To rectify what he saw as an egregious mistake on the part of his critics, and being "perpetually plagued, from the mistakes made among the illiterate, by the similitude in the sound of the words character and caricatura", he designed the subscription ticket for Marriage à-la-mode to clearly illustrate their error. Untitled at the time of issue, it is now known as Characters and Caricaturas or just Characters Caricaturas. At the foot of the picture, Hogarth illustrated the difference between characterisation and caricature by reproducing three character figures from the works of Raphael, and four caricatures: Due Filosofi from Annibale Carracci; a head originally by Pier Leone Ghezzi, but here copied from Arthur Pond's Caricatures; and a Leonardo da Vinci grotesque reproduced from the French Têtes de Charactêres. The images from Raphael are easy to identify as being from his Cartoons (even if they were not labelled Cartons Urbin Raphael Pinx below) but John Ireland commented that the originals' "grandeur, elevation and simplicity are totally evaporated" in Hogarth's rendering. Hogarth also added a line drawing in the space above the second caricature to indicate the simplicity with which caricatures can be produced. Above this demonstration, he filled the remaining space with 100 profiles of "characters", which clearly shows his work has more in common with the work of Raphael than the caricatures produced by the other Italian artists. Hogarth later wrote that he was careful to vary the features of these heads at random to prevent any of the portraits from being identified as a real individual, but the sheer number of profiles inevitably meant this was not entirely successful, since "a general character will always bear some resemblance to a particular one".

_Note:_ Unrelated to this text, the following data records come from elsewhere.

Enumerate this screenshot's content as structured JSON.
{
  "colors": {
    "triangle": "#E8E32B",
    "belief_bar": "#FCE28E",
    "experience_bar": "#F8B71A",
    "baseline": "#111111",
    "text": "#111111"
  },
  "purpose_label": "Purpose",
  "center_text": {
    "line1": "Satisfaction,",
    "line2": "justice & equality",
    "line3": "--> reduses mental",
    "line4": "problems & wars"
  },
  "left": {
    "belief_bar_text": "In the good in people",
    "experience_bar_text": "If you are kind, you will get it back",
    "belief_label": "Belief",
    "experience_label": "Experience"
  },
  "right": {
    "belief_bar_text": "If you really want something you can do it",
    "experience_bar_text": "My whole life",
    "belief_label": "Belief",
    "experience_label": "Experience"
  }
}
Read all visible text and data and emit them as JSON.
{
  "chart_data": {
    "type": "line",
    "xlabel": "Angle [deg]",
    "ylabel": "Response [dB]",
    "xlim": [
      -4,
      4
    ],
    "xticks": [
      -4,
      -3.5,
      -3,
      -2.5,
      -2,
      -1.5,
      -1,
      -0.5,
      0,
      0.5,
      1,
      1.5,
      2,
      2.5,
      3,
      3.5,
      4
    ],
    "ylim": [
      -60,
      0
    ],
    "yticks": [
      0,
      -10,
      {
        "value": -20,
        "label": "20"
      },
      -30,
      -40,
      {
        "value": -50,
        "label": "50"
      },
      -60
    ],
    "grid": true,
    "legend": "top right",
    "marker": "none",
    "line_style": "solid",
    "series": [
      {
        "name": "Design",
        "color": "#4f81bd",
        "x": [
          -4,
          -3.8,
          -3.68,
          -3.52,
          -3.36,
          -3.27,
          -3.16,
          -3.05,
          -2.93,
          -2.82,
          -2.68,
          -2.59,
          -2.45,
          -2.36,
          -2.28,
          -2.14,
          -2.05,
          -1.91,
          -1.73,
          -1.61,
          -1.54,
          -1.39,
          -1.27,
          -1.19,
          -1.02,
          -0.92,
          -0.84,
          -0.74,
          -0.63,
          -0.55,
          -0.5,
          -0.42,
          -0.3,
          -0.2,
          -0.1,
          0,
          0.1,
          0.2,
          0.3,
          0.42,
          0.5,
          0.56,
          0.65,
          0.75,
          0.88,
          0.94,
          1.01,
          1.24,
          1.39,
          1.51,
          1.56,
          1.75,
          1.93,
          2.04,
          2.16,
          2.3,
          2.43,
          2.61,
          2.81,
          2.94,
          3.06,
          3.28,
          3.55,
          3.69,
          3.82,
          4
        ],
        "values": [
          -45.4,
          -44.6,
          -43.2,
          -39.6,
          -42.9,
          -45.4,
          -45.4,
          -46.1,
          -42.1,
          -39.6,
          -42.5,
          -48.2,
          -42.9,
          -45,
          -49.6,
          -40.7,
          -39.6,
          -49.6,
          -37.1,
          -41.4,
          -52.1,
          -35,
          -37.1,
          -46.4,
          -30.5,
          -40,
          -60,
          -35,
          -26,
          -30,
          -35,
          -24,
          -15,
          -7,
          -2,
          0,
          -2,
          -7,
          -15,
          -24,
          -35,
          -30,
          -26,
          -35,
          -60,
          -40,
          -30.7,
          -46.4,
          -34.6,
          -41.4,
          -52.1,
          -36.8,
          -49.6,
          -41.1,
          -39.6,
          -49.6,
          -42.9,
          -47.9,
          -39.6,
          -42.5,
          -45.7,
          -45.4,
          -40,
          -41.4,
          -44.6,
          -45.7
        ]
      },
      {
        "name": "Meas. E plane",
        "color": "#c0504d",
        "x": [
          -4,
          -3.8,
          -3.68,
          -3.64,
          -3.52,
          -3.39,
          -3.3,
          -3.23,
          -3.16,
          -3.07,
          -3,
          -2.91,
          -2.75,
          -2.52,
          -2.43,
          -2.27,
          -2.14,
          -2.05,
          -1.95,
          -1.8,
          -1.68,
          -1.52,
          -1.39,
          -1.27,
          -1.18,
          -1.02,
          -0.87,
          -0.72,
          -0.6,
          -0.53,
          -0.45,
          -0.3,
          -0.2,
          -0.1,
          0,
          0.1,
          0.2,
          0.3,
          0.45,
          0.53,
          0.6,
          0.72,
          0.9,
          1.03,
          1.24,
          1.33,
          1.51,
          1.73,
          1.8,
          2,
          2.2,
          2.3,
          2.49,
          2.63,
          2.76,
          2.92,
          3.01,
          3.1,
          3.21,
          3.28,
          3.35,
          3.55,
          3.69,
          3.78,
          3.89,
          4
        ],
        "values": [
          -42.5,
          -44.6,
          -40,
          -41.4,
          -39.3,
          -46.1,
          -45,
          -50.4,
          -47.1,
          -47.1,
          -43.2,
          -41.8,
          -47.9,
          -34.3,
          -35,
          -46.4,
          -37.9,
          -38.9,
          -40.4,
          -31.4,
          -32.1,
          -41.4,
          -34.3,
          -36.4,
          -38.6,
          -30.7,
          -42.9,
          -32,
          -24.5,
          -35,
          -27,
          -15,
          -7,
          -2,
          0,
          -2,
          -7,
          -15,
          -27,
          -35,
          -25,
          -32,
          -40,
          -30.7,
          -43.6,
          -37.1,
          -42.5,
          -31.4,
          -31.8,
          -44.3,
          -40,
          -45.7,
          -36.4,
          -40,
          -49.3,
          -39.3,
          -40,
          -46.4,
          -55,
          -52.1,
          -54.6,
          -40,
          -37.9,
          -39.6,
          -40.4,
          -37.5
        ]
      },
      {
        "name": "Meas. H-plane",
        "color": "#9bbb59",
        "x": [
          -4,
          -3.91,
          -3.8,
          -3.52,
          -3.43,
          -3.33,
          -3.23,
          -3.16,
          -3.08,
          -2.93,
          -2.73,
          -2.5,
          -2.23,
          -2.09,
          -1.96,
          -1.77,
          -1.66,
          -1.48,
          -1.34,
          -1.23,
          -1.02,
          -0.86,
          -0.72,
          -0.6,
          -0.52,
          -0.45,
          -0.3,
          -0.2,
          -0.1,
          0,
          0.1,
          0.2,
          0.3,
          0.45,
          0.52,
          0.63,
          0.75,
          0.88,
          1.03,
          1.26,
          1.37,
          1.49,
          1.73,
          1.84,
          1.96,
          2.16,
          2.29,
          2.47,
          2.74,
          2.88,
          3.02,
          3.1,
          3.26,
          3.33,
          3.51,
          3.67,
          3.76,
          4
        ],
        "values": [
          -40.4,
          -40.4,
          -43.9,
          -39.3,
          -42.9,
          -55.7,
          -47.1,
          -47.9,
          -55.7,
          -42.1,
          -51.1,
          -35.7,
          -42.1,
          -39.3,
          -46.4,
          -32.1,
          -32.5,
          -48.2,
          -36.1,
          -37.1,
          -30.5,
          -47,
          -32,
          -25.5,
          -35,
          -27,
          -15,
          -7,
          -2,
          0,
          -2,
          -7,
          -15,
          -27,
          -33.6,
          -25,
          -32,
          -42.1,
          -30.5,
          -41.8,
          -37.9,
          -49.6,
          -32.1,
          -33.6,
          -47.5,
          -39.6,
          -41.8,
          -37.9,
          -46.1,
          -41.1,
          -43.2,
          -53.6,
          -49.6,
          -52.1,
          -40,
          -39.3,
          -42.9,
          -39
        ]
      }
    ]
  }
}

Though Hogarth claimed in the inscription to The Bench that "there are hardly any two things more different" than character and caricature, modern commentators suggest that his division of the category of comic portraiture, if not artificial, was at least innovative: Hogarth invented the categories merely to be able to place himself in a line of artistic succession that descended from Raphael and to distance himself from the caricaturists of his day—such as Arthur Pond—who, despite lacking artistic training, were tackling much the same subject matter that Hogarth was himself addressing.

Below the picture, Hogarth added a rider: "For a further Explanation of the Difference Betwixt Character & Caricature See ye Preface to Jo^{h}. Andrews". Here, he is referring to his friend Henry Fielding's 1742 work, Joseph Andrews, in which Fielding explains that a character portrait requires attention to detail and a degree of realism, while caricature allows for any degree of exaggeration. Fielding positions himself as a "Comic Writer" and Hogarth as a "Comic Painter", and dismisses the caricaturists as he dismisses the writers of burlesques. Fielding wrote in defence of Hogarth in the preface:

He who should call the Ingenious Hogarth a Burlesque Painter, would, in my Opinion, do him very little Honour; for sure it is much easier, much less the Subject of Admiration, to paint a Man with a Nose, or any other Feature of a preposterous Size, or to expose him in some absurd or monstrous Attitude, than to express the Affections of Men on Canvas. It hath been thought a vast Commendation of a Painter, to say his Figures seem to breathe; but surely, it is a much greater and nobler Applause, that they appear to think.

On the original subscription ticket, a further section detailed the forthcoming issue of Marriage à-la-mode with details of its content, price, and issue date. A copy of the ticket finished with Hogarth's signature, a wax seal, and an acknowledgement of receipt from a "Mr McMillan" is held by the British Library. In 1822, the print was reissued in its own right, minus the subscription details, by William Heath.